Accurate Robot Simulations with Bevy and WASM (Workshop)

Would you like to program robots?

Would you also like to experiment with different robot control algorithms in a flexible and dynamic environment, with quick iteration times, without the need to spend money on real hardware?

Then this workshop is for you!


LEVEL: Intermediate



NOTE: This workshop is a whole day long workshop. 
Accordingly with the speakers, there will be pauses for coffee breaks at 11:00 and 16:30 and for lunch at 13:00.

Place
Workshop #2
Length
360 min
When
November 1st, 2026
09:30

Abstract

In this workshop, we will learn how to build a simulator for a robot, using the Bevy framework and a physics engine.

To keep the project doable in a day, the robot will be a simple line follower. However, the approach is generalizable to any robot, and the simulation will be extremely accurate, running deterministically in its own time reference and with a high-frequency simulation loop (like 10kHz).

Moreover, the robot configuration and control logic will be implemented in Rust but compiled to WASM, distinctly from the simulator. This clear separation between the simulator and the robot will allow fast iteration in robot experiments. It will also make it easy to collect telemetry data sets related to simulation runs, which in turn will provide deep insight into the robot’s behavior, enabling us to improve it in every iteration.

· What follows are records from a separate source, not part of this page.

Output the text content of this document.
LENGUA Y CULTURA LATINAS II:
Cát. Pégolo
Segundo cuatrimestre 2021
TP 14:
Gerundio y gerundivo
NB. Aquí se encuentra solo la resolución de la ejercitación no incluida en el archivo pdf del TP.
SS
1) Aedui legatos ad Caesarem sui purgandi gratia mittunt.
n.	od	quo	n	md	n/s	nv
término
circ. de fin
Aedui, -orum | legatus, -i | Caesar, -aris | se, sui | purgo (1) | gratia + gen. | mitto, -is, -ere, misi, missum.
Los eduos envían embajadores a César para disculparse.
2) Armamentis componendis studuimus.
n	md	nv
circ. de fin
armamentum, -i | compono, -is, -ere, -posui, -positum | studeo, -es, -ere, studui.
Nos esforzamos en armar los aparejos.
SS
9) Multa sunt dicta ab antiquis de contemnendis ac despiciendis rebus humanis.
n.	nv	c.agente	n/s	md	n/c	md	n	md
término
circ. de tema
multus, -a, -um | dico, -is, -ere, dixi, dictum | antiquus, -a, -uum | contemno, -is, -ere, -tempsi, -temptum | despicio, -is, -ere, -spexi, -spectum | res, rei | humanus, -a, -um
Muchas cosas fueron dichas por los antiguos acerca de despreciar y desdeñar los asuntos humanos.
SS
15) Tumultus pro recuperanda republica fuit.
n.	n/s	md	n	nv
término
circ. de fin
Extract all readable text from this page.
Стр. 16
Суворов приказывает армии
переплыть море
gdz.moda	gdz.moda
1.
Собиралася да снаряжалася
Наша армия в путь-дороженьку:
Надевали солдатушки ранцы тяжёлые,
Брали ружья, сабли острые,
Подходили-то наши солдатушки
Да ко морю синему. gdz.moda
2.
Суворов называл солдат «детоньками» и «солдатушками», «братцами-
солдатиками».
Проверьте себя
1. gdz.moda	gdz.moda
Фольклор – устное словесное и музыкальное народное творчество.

After this workshop, the participants will know how to:
- Implement a robotic simulator using Bevy.
- Properly virtualize time in the simulation, making it deterministic and as accurate as needed.
- Collect telemetry data sets from the simulation and explore them side by side with a visual rendering of the robot activity.
- Separate and sandbox the robot logic implementation using WASM components.

We will also see how this approach differs from a ROS-based implementation. While it is not possible to also have a hands-on experience of ROS in the same workshop, the tradeoffs between the two approaches will be clearly apparent.

Prerequisites

This workshop will be at the same time playful and deep.

About Rust, it goes in dept on no_std programming and async code execution in embedded context.

Despite the fact that we will not use physical robots, the environment will faithfully simulate the experience of programming a robot and having limited visibility of what is actually happening during its execution.

We will use a data collection (telemetry) system, and see that it is the only reasonable way to gain insight on the causes of any robot “misbehavior” (and, thanks to the realistic physical simulation, there will be plenty of them, which will be fun!).

I have extensive experience in controlling small robots and can guide the participants through all the pitfalls that they’ll find when programming one.

As a side note, I have considered doing the workshop with actual, physical robots, like we did in the 2023 RustLab edition.

And BTW, if you want to repropose that workshop, with those robots, count me in! :-)

However, in this workshop the goal is to teach something more advanced, with faster and more performant robots, where trivial control techniques stop working and smarter ones must be used.

The cost of providing a high-performance line follower to each participant (or even just half of them) would be too high, and I do not think anybody would be interested in sponsoring it.

I can bring with me a real line follower robot, and at the end of the workshop we can see it running and play with it for a while. It’s just not feasible to use it for the actual workshop.